How do we fix it? Well, that's the problem...we're not sure how. Many organizations have worked long and hard to try and get support for the many victims on the "dark continent", but it doesn't change the leadership nor stop the violence. Trade embargos don't work because it would only keep more resources from those sufferers who need it most. Military action would require more resources than may be available, and we've already seen the consequences of trying to force change in both Vietnam and Iraq.

So then what do we do?

...

I haven't the faintest idea...

Because Bunnies Are Cuddlier Than Jesus...

Easter Crap

Every year around Easter, I begin to get annoyed by rabbits.
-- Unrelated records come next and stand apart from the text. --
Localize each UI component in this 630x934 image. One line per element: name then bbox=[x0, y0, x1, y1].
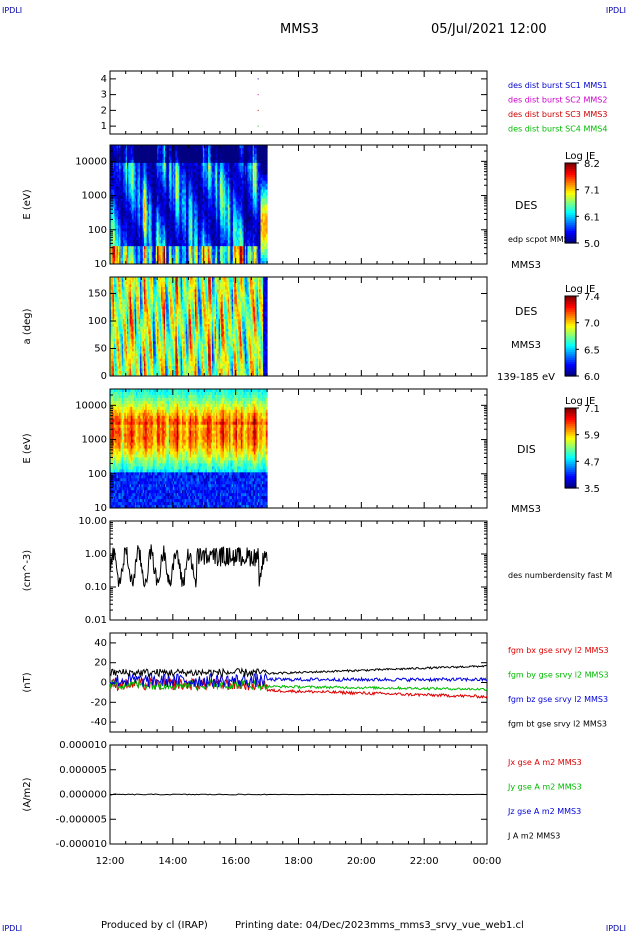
spectrogram-cell bbox=[266, 225, 268, 228]
spectrogram-cell bbox=[266, 231, 268, 234]
panel-des-energy-frame: 10 100 1000 10000 E (eV) DES edp scpot MMS3 MMS… bbox=[22, 145, 574, 271]
legend-entry: des dist burst SC2 MMS2 bbox=[508, 96, 607, 105]
spectrogram-cell bbox=[266, 228, 268, 231]
spectrogram-cell bbox=[266, 216, 268, 219]
spectrogram-cell bbox=[266, 219, 268, 222]
y-tick-label: 1 bbox=[101, 121, 107, 132]
overlay-label: edp scpot MMS3 bbox=[508, 235, 574, 244]
panel-frame bbox=[110, 71, 487, 134]
spectrogram-cell bbox=[266, 205, 268, 208]
y-tick-label: 4 bbox=[101, 74, 107, 85]
spectrogram-cell bbox=[266, 181, 268, 184]
y-tick-label: 1000 bbox=[82, 191, 107, 202]
legend-entry: des dist burst SC4 MMS4 bbox=[508, 125, 607, 134]
spectrogram-cell bbox=[266, 237, 268, 240]
burst-marker bbox=[258, 110, 259, 111]
spectrogram-cell bbox=[266, 213, 268, 216]
spectrogram-cell bbox=[266, 240, 268, 243]
spectrogram-cell bbox=[266, 160, 268, 163]
burst-marker bbox=[258, 78, 259, 79]
colorbar-des-energy: Log JE8.27.16.15.0 bbox=[565, 151, 600, 250]
spectrogram-cell bbox=[266, 172, 268, 175]
spectrogram-cell bbox=[266, 154, 268, 157]
y-tick-label: 100 bbox=[88, 225, 107, 236]
spectrogram-cell bbox=[266, 255, 268, 258]
spectrogram-cell bbox=[266, 210, 268, 213]
spectrogram-cell bbox=[266, 249, 268, 252]
spectrogram-cell bbox=[266, 190, 268, 193]
spectrogram-cell bbox=[266, 222, 268, 225]
instrument-label: DES bbox=[515, 199, 537, 212]
spectrogram-cell bbox=[266, 196, 268, 199]
spectrogram-cell bbox=[266, 187, 268, 190]
spectrogram-cell bbox=[266, 175, 268, 178]
spectrogram-cell bbox=[266, 252, 268, 255]
spectrogram-cell bbox=[266, 199, 268, 202]
y-tick-label: 10 bbox=[94, 259, 107, 270]
spectrogram-cell bbox=[266, 151, 268, 154]
spectrogram-cell bbox=[266, 148, 268, 151]
spectrogram-cell bbox=[266, 163, 268, 166]
y-axis-label: E (eV) bbox=[22, 189, 33, 219]
spectrogram-cell bbox=[266, 234, 268, 237]
spectrogram-cell bbox=[266, 246, 268, 249]
y-tick-label: 3 bbox=[101, 90, 107, 101]
spectrogram-cell bbox=[266, 178, 268, 181]
spectrogram-cell bbox=[266, 207, 268, 210]
burst-marker bbox=[258, 126, 259, 127]
spectrogram-cell bbox=[266, 166, 268, 169]
legend-entry: des dist burst SC1 MMS1 bbox=[508, 81, 607, 90]
spectrogram-cell bbox=[266, 169, 268, 172]
spectrogram-cell bbox=[266, 202, 268, 205]
legend-entry: des dist burst SC3 MMS3 bbox=[508, 110, 607, 119]
panel-burst: 1 2 3 4 des dist burst SC1 MMS1 des dist burs… bbox=[101, 71, 608, 134]
spectrogram-cell bbox=[266, 193, 268, 196]
spacecraft-label: MMS3 bbox=[511, 260, 541, 271]
spectrogram-cell bbox=[266, 184, 268, 187]
burst-marker bbox=[258, 94, 259, 95]
spectrogram-cell bbox=[266, 157, 268, 160]
panel-des-energy bbox=[110, 145, 268, 265]
spectrogram-cell bbox=[266, 243, 268, 246]
y-tick-label: 10000 bbox=[75, 156, 107, 167]
y-tick-label: 2 bbox=[101, 105, 107, 116]
summary-plot: 1 2 3 4 des dist burst SC1 MMS1 des dist burs… bbox=[0, 0, 630, 934]
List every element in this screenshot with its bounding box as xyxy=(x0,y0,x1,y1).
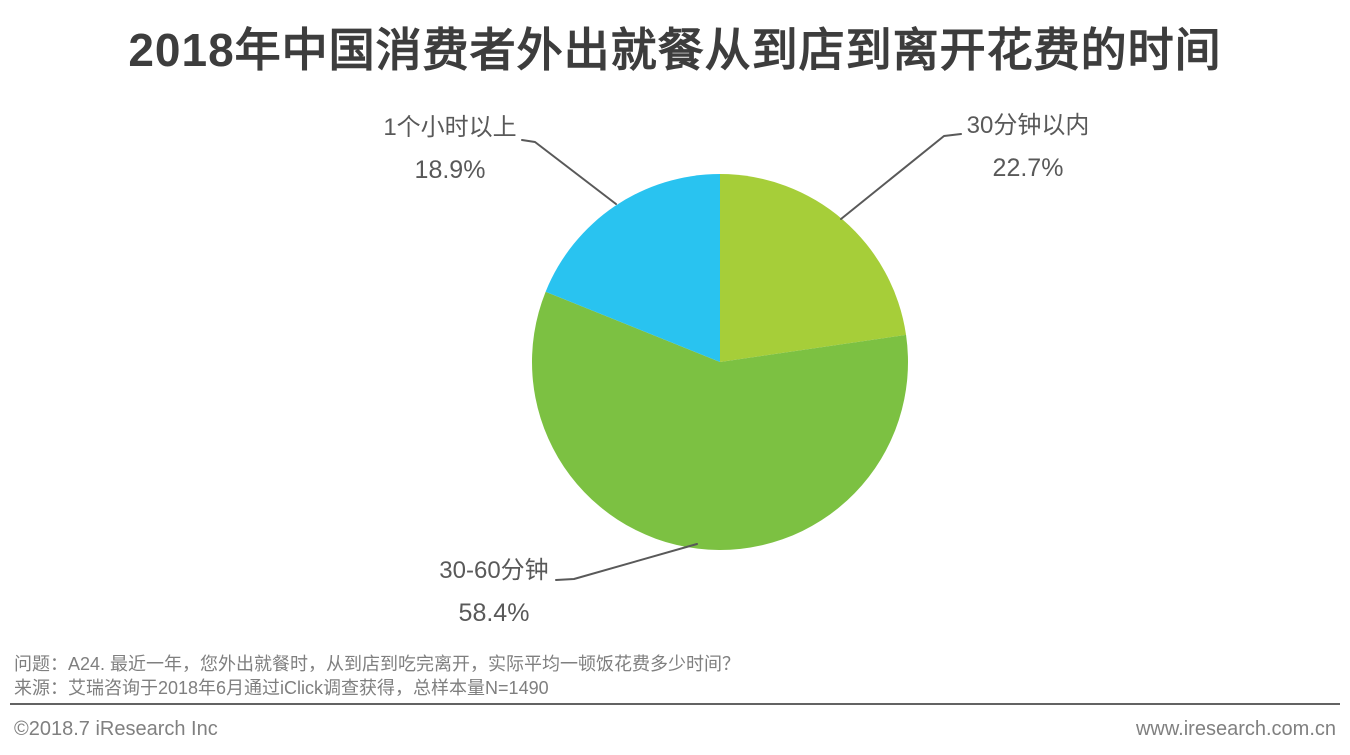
chart-notes: 问题：A24. 最近一年，您外出就餐时，从到店到吃完离开，实际平均一顿饭花费多少… xyxy=(14,652,740,700)
pie-slice-2 xyxy=(545,174,720,362)
slice-label-under-30min: 30分钟以内 22.7% xyxy=(908,110,1148,184)
leader-line-under-30min xyxy=(840,133,962,220)
footer-website-url: www.iresearch.com.cn xyxy=(1135,718,1336,740)
pie-slice-0 xyxy=(720,174,907,362)
note-source: 来源：艾瑞咨询于2018年6月通过iClick调查获得，总样本量N=1490 xyxy=(14,678,549,698)
footer-divider xyxy=(10,703,1340,705)
footer-copyright: ©2018.7 iResearch Inc xyxy=(14,718,218,740)
note-question: 问题：A24. 最近一年，您外出就餐时，从到店到吃完离开，实际平均一顿饭花费多少… xyxy=(14,654,741,674)
leader-line-1hour-plus xyxy=(521,139,617,205)
pie-slices-group xyxy=(531,174,908,551)
leader-line-30-60min xyxy=(555,543,698,581)
chart-title: 2018年中国消费者外出就餐从到店到离开花费的时间 xyxy=(128,24,1222,76)
slice-label-30-60min: 30-60分钟 58.4% xyxy=(374,555,614,629)
pie-slice-1 xyxy=(531,291,908,551)
slice-label-name: 1个小时以上 xyxy=(383,114,517,141)
slice-label-name: 30-60分钟 xyxy=(439,557,549,584)
pie-chart-svg xyxy=(521,133,962,581)
slice-label-name: 30分钟以内 xyxy=(966,112,1090,139)
slice-label-percent: 58.4% xyxy=(458,599,530,627)
slice-label-1hour-plus: 1个小时以上 18.9% xyxy=(330,112,570,186)
slice-label-percent: 22.7% xyxy=(992,154,1064,182)
slice-label-percent: 18.9% xyxy=(414,156,486,184)
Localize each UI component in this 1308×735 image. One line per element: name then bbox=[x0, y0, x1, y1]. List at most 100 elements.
I'll be walking through my neighborhood, and inevitably I'll come across a house where the residents must have decided to take a trip to Michaels and buy everything that was pastel or had a bunny on it.

Now, years ago I would have had no problem with this because I enjoyed the "holiday" of Easter and all the candy and games that came with it. However, as I have grown into my faith and beliefs, and I've become so aware of what Easter is really all about, all the Easter Bunny stuff becomes borderline heretical.

The ones that really get me are the people who push all of this other stuff, and still call themselves Christians. These are the people who are at all the Friday fish frys throughout Lent, but don't bother to show up at church on Sunday. The same people who decorate their house with rabbits, skip out on Good Friday (arguably a much more significant day for Christians as it was the day that the sins were removed by the blood spilled by Jesus), and then come to celebrate the risen savior on Easter. The hypocracy to my as a believer is frustrating, and I can completely understand why a non-believer will point at such people as reasons they don't want to be a Christian.

As Christians, let us remember and focus on the truly important parts of this holiday weekend. This is the annual celebration of the sacrifice that was made by Jesus to wash away the sins of all those who truly believe in him.

A Loophole That's Better Than Dentures

GrillzGovernment lawyers were recently thwarted in their attempts to confiscate the bejeweled "grillz" of two criminals who were facing drug and weapons charges. While the mouthpieces were most likely purchased with ill-gotten funds, they cannot be retrieved because they are permanently bonded (according to lawyers) and removal would cause damage to the teeth of the incarcerated.

Can I get a Lil' Jon "YEEEEEEEEEEEEAAAAAAAAAAAAAAAAAAH" up in here?

Of course, the lesson is that if you obtain a large sum of money illegally, just put it towards some nice mouth bling, and even the government can't take it from you. Isn't it nice to learn something new?